The Somatic and A Tick Tock of Freedom

A Suspicious Version of Kant

 Scaer and Levine two minds from the "wellness" communites of Colorado, along with a bunch of other Western Beatniks, have offered us the idea that "stillness" is a radical act of flesh refusing to be treated as a managed unit. The argument offers the proposition that the body experiences flight as a direct order. It's a conversation that falls under the subheading "Somatic Experience, real or unreal."

 "Does the body feel?"

 "Dearest Mother. Out here on the Eastern Front we are doing terrible things, but we are doing it for the fatherland."

 "A Moral Injury?"

 "PTSD."

 "A Fugue State."

 "Why don't you just run away?"

 Let's go back to Kant and look at his thoughts on Morals. Kant’s Categorical Imperative says: "Act only according to that maxim whereby you can at the same time will that it should become a universal law." Kant saw this as a structure in the brain. It demands that you stand on the rough ground, look a choice in the eye, and ask: "If everyone did this, would the world collapse?"

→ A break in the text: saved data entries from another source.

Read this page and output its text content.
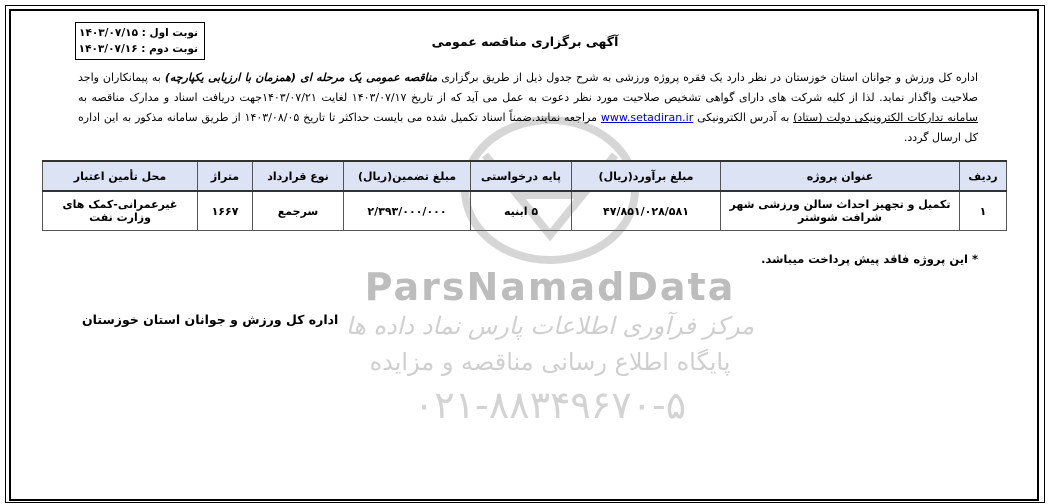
ParsNamadData
مرکز فرآوری اطلاعات پارس نماد داده ها
پایگاه اطلاع رسانی مناقصه و مزایده
۰۲۱-۸۸۳۴۹۶۷۰-۵
نوبت اول : ۱۴۰۳/۰۷/۱۵
نوبت دوم : ۱۴۰۳/۰۷/۱۶	آگهی برگزاری مناقصه عمومی
اداره کل ورزش و جوانان استان خوزستان در نظر دارد یک فقره پروژه ورزشی به شرح جدول ذیل از طریق برگزاری مناقصه عمومی یک مرحله ای (همزمان با ارزیابی یکپارچه) به پیمانکاران واجد صلاحیت واگذار نماید. لذا از کلیه شرکت های دارای گواهی تشخیص صلاحیت مورد نظر دعوت به عمل می آید که از تاریخ ۱۴۰۳/۰۷/۱۷ لغایت ۱۴۰۳/۰۷/۲۱جهت دریافت اسناد و مدارک مناقصه به سامانه تدارکات الکترونیکی دولت (ستاد) به آدرس الکترونیکی www.setadiran.ir مراجعه نمایند.ضمناً اسناد تکمیل شده می بایست حداکثر تا تاریخ ۱۴۰۳/۰۸/۰۵ از طریق سامانه مذکور به این اداره کل ارسال گردد.
ردیف	عنوان پروژه	مبلغ برآورد(ریال)	پایه درخواستی	مبلغ تضمین(ریال)	نوع قرارداد	متراژ	محل تأمین اعتبار
۱	تکمیل و تجهیز احداث سالن ورزشی شهر شرافت شوشتر	۴۷/۸۵۱/۰۲۸/۵۸۱	۵ ابنیه	۲/۳۹۳/۰۰۰/۰۰۰	سرجمع	۱۶۶۷	غیرعمرانی-کمک های وزارت نفت
* این پروژه فاقد پیش پرداخت میباشد.
اداره کل ورزش و جوانان استان خوزستان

 Standing on that rough ground can be incredibly painful when in uniform hunting down the unwanted on the Eastern Front and killing them. To say no introduces massive, burning cognitive friction when everyone else is cheering. It's a freedom few of us relish.

 My own view goes this way. "There is a good  act and bad act. But we never know what is a good act and what is a bad act." Good and bad is something we learn, a pat of the bacj teaches us. We run from bad and we fight for good. When you get on a Greyhound Bus to disappear from your old world to find a new life under a bed with an octopus, that's your body taking leave of your mind it feels danger but your brain wants a private yacht and an apartment building on Mars so it isn't listening.